With Serban defeated, however, I knew the stakes had to be raised. I had already established that Serban was the primary threat to Sojourn City, and while the crime in the Brooks is far from gone, the city is no longer in danger of being toppled by a criminal warlord. Bringing in a new threat like Serban right away would just be repeating myself too soon, and while that’s certainly a possibility in the future, I felt like it was time to go bigger.

So in the last few chapters of Vigilante’s Light, I began to plant seeds for where I wanted the story to go next. In the flashbacks to Gideon’s captivity, he made a promise to someone—a promise that he says at the end of Vigilante’s Light that it is time to fulfill. The source of Gideon’s superpowers also remains a mystery, one he is determined to crack, and all he has to go on is a name: Ashcroft. Both of these quests will require Gideon to leave his city and start a new journey.

With the scope of the story expanding, the stakes had to raise, too. While the assassin Katrina Monahan presented a daunting challenge for Gideon, and Luca Serban presented a calculating nemesis, Gideon has never truly faced a supervillain. In Freedom’s Fight, that will have to change. It stands to reason that he is not the only superhuman out there, and if he’s going after a mad scientist who gives people powers, it’s reasonable to assume that Gideon will encounter enemies with powers to match his.

And Gideon’s story wasn’t the only one I had to consider. What about Jolie, now that she knows her boyfriend, the love of her life, is a vigilante? What about Dean, now that he has to take on new responsibilities at his father’s company? What about the mantle of the Crusader? All these questions needed to be answered in Freedom’s Fight, and I wanted to make sure the answers were satisfactory for curious readers.

That’s not even the end of it! Because in a superhero world, you can start out with one superhero, but it can’t stay that way very long, can it? The world would feel very empty if Gideon, the Seraph, along with the unpowered but equally heroic Crusader, remained the only heroes around. Besides, to go up against supervillains, Gideon would need allies.

So I started on a draft for Freedom’s Fight with a few ideas:

  • Journeying beyond Sojourn City
  • Adding new superheroes to the mix
  • Bringing Gideon into contact with supervillains
  • Expounding on existing characters other than Gideon

In addition, I wanted this story to have a lighter tone.
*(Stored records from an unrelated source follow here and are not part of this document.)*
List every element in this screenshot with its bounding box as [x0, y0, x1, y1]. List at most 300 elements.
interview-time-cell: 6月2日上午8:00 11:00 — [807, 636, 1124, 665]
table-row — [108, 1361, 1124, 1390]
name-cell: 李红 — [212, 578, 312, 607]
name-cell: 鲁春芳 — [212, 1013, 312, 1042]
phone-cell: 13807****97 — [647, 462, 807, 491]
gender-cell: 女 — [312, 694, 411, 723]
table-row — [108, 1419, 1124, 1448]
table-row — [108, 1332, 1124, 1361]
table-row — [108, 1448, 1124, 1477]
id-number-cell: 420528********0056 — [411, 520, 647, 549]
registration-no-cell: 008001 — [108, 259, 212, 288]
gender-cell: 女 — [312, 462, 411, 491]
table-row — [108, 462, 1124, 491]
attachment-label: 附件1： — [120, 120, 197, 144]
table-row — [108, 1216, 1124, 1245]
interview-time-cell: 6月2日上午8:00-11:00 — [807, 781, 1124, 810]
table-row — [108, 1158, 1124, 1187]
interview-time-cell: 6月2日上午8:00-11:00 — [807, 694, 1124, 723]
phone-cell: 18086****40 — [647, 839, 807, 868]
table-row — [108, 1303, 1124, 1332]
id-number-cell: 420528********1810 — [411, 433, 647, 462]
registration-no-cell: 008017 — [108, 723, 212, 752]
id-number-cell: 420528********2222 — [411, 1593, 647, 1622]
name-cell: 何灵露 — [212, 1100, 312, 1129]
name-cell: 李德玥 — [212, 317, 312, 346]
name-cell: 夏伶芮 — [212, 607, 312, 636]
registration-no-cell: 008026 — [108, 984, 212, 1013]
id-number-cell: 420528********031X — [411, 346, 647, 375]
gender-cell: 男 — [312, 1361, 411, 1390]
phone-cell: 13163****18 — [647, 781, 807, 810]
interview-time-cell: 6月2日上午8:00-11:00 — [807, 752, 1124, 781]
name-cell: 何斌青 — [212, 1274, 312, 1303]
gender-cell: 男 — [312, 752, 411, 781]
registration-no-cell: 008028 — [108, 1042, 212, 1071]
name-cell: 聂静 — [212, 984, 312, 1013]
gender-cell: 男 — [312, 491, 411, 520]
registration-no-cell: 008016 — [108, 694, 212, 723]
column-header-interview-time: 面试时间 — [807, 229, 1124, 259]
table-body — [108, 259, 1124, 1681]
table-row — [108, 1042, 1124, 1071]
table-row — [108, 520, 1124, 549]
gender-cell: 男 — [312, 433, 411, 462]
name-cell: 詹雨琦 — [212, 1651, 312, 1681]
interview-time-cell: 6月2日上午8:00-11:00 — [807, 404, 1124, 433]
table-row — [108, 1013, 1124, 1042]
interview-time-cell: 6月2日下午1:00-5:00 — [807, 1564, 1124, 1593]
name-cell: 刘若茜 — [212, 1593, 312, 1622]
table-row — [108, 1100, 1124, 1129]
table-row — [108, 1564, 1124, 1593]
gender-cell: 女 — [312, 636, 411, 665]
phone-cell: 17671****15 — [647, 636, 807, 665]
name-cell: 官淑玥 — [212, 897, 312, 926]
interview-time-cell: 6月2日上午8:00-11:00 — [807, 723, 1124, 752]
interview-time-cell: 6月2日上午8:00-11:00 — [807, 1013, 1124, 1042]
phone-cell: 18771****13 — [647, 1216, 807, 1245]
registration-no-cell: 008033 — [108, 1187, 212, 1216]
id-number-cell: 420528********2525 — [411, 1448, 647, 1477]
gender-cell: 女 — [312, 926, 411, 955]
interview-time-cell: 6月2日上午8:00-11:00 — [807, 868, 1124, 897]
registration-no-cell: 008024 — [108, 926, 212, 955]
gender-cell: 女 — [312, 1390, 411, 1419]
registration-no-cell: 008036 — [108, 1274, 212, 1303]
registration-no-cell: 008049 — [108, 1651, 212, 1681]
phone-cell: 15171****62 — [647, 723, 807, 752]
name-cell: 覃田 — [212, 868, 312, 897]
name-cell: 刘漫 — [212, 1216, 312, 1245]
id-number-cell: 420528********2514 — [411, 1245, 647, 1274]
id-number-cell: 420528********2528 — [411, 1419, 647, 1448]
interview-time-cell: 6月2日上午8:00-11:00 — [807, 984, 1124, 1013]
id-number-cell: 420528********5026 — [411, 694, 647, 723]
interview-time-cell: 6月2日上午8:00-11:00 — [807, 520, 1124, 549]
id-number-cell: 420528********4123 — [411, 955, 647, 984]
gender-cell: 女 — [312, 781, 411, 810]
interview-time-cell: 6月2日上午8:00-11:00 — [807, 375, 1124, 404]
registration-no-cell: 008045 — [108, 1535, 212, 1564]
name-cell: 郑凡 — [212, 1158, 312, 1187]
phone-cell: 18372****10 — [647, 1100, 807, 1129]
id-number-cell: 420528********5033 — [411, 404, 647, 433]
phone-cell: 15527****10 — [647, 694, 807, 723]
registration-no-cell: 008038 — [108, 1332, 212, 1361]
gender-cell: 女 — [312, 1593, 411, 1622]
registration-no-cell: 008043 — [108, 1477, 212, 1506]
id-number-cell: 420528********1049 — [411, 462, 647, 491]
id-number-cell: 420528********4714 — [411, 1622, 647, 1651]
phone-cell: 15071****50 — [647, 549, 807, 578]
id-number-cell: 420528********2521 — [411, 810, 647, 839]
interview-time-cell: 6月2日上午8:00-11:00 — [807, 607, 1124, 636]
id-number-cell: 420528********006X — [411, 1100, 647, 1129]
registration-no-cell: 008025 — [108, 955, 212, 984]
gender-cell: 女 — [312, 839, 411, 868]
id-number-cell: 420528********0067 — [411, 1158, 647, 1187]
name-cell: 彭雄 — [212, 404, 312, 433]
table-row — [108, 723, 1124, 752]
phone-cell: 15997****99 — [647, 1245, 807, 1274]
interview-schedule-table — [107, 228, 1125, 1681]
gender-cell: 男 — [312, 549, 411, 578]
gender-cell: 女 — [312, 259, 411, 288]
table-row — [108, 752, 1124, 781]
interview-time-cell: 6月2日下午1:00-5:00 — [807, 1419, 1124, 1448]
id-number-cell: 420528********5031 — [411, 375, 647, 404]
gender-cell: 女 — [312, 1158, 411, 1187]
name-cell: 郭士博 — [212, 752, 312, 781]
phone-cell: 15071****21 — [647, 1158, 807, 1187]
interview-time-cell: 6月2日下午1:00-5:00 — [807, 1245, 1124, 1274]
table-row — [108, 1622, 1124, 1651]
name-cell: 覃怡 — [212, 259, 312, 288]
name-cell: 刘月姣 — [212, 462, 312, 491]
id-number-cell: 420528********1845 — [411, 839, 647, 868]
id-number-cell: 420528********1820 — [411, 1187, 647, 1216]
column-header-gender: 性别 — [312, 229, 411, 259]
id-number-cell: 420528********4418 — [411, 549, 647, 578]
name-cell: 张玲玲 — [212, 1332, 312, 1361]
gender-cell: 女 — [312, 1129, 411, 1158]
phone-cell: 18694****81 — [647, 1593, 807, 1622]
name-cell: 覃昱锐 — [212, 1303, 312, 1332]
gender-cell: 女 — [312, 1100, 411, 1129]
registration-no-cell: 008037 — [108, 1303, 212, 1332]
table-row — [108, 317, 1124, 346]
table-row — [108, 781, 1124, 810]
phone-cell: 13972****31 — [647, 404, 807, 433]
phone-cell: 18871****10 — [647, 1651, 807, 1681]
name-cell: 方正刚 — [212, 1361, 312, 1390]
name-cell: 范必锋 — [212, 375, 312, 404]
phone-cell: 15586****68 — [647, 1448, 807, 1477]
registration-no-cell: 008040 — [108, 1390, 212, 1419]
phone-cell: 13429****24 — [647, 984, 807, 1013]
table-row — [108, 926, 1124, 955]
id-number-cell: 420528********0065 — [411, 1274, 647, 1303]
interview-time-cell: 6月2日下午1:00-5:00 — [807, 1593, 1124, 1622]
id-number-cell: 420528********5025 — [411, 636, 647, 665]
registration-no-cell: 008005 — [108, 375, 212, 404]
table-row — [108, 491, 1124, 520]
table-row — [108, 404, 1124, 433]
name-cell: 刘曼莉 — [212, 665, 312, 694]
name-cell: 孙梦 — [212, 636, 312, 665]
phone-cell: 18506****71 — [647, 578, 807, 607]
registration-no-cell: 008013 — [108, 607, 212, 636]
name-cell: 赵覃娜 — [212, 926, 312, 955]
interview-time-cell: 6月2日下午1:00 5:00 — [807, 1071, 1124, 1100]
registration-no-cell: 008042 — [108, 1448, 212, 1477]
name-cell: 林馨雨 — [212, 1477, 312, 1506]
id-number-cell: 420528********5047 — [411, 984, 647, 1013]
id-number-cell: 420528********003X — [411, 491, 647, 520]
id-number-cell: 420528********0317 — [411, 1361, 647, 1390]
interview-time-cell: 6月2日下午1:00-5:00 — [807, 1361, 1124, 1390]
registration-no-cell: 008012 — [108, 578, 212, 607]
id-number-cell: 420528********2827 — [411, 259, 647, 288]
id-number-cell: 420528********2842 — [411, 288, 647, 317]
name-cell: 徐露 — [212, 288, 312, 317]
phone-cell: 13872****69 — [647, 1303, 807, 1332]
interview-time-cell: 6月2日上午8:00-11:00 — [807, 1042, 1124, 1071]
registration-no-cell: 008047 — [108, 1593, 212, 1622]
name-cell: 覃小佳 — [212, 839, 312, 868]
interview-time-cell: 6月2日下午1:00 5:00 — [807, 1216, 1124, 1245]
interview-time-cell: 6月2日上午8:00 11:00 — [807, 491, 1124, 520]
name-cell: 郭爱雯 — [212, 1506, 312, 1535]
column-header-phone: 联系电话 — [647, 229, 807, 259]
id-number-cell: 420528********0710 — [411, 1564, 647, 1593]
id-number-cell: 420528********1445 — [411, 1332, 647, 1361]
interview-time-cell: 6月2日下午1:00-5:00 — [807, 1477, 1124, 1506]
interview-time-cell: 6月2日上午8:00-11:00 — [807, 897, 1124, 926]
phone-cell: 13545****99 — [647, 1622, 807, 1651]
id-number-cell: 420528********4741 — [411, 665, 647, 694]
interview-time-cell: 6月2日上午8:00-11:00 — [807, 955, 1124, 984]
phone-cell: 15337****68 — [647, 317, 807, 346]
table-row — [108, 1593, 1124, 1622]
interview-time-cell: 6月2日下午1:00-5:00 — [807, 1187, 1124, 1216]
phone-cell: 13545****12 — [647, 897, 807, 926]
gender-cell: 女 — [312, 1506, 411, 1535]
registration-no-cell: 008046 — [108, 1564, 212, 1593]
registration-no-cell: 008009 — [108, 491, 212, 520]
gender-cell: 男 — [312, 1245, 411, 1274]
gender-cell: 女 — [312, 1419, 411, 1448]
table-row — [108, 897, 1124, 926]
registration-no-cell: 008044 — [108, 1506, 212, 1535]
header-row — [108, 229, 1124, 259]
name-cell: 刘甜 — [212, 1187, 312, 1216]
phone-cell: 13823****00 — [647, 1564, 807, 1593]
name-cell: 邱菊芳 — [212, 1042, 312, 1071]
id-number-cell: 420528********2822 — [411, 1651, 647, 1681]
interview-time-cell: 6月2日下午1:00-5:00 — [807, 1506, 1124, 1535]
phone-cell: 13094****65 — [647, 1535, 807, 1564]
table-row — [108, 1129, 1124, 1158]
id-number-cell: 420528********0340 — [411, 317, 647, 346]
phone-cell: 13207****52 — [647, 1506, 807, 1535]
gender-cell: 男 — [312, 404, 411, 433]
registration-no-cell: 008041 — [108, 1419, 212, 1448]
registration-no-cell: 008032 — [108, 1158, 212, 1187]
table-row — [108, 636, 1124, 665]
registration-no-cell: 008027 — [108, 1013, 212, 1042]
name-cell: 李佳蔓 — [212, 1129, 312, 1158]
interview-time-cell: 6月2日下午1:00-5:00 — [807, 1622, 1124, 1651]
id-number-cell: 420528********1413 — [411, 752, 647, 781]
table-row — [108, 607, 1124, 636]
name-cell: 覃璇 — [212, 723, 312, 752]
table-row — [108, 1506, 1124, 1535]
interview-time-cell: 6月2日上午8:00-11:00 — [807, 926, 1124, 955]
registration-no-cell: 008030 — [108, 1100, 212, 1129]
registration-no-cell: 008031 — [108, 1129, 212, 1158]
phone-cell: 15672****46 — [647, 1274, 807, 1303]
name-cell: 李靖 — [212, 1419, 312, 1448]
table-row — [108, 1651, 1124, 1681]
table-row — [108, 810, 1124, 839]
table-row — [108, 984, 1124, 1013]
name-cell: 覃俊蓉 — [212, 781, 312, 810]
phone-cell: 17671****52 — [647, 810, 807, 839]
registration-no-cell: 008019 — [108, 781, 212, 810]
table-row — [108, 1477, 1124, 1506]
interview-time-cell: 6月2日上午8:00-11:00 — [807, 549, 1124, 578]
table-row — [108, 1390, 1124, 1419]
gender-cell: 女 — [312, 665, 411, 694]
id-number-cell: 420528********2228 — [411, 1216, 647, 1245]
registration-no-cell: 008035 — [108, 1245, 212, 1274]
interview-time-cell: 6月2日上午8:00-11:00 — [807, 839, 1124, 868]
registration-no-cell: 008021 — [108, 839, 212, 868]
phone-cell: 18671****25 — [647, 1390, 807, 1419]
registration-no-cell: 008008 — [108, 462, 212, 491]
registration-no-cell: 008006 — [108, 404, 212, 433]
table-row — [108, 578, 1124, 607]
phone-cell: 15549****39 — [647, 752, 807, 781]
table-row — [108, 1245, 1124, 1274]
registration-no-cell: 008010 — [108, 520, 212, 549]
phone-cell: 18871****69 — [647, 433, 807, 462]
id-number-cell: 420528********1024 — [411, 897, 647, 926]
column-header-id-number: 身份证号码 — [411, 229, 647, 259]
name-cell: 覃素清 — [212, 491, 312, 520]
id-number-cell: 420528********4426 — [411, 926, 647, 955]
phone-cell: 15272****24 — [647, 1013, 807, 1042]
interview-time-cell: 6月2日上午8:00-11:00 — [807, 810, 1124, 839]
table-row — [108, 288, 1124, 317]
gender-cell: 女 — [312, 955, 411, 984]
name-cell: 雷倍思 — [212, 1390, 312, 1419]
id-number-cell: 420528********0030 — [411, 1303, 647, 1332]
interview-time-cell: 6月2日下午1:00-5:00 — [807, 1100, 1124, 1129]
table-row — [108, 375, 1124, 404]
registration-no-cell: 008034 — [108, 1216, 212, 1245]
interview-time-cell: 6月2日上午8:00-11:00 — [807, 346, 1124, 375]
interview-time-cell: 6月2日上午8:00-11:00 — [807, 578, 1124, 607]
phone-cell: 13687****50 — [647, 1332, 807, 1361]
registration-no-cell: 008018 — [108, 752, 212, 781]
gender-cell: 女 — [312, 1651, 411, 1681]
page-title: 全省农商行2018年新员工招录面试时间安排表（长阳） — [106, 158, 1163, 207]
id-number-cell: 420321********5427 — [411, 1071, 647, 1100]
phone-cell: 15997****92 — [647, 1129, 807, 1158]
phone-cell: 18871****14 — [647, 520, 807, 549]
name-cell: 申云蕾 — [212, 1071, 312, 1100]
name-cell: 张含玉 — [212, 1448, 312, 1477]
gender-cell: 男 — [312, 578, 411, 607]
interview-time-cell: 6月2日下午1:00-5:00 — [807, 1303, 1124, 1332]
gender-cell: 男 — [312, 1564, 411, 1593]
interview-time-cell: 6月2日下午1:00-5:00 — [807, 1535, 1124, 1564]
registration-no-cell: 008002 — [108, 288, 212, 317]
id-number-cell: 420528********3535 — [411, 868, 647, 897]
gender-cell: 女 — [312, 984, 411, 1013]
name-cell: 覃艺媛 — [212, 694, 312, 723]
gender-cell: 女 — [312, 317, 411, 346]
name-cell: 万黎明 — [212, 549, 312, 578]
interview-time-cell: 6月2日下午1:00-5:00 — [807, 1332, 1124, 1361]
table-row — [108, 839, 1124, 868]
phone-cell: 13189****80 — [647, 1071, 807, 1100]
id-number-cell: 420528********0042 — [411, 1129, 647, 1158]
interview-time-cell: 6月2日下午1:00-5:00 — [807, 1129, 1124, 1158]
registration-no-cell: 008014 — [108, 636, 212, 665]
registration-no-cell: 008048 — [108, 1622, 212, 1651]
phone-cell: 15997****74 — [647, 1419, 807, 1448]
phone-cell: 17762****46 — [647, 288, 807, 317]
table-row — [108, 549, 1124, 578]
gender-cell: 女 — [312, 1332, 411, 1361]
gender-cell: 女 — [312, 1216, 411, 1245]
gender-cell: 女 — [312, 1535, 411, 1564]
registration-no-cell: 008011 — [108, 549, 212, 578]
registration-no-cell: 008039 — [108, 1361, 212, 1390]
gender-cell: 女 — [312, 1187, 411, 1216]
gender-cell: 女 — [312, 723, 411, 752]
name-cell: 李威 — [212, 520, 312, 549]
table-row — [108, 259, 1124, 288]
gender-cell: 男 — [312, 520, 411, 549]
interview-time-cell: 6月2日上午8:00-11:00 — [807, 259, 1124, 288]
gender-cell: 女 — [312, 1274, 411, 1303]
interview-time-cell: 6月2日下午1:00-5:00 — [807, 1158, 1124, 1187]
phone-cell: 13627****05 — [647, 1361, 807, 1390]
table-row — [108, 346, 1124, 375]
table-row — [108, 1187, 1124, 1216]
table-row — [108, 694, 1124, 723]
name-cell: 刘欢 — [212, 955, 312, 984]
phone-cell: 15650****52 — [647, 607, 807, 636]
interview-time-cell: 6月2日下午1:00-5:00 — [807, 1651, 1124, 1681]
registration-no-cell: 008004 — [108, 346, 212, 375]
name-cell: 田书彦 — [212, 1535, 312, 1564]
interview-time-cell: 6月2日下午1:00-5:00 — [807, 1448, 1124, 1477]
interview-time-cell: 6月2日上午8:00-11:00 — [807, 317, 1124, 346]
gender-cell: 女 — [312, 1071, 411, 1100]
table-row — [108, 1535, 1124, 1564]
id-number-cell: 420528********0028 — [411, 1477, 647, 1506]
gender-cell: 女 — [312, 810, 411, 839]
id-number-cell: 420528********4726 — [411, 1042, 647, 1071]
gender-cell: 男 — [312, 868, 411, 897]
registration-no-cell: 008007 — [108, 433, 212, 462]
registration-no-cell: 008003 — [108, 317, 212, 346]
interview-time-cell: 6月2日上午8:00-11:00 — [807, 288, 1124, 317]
Vigilante’s Light had a gritty noir tone, evoking superhero properties like Arrow and Daredevil. But Vigilante’s Light ended on a victory, and Gideon won’t be spending all his time on the grimy streets of the Brooks. On the other hand, the contrast in tone couldn’t be so stark that it would throw off readers. Gideon couldn’t suddenly be quipping at his bad guys like Iron Man (quipping is Dean’s job, anyway).

So with all those challenges in mind, I set out to write what was potentially a very daunting sequel. At first, it was a struggle. I knew the streets of Sojourn City well by now, and leaving them for a few real-world locations required research, and it required stepping out of my comfort zone of Arrow-inspired street action. But eventually, I had a draft. It was a very rough draft, but it was a draft.

By the time I submitted Freedom’s Fight for publication, I was content with it, but I would have told you that I was far less happy with it than I was with Vigilante’s Light. I just didn’t like it as much. It didn’t resonate the same way. But through the editing process and a gradual flushing out of my characters, the true story of Freedom’s Fight began to take shape. I got more into Gideon’s headspace, where he would logically be at given his personality and the events he had just endured. And by the end of it, I was just as happy with Freedom’s Fight going on to publication as I had been with Vigilante’s Light.

I can’t wait for readers to see where these characters go next. Freedom’s Fight is a very different book from its predecessor, but I am hoping and believing that readers who fell in love with these characters in the first book will be satisfied and excited with where the second one takes them. I am eagerly looking forward to the responses this book gets, but for now, I am going to sit back, rejoice that this moment has finally come, and wait to see what God does next.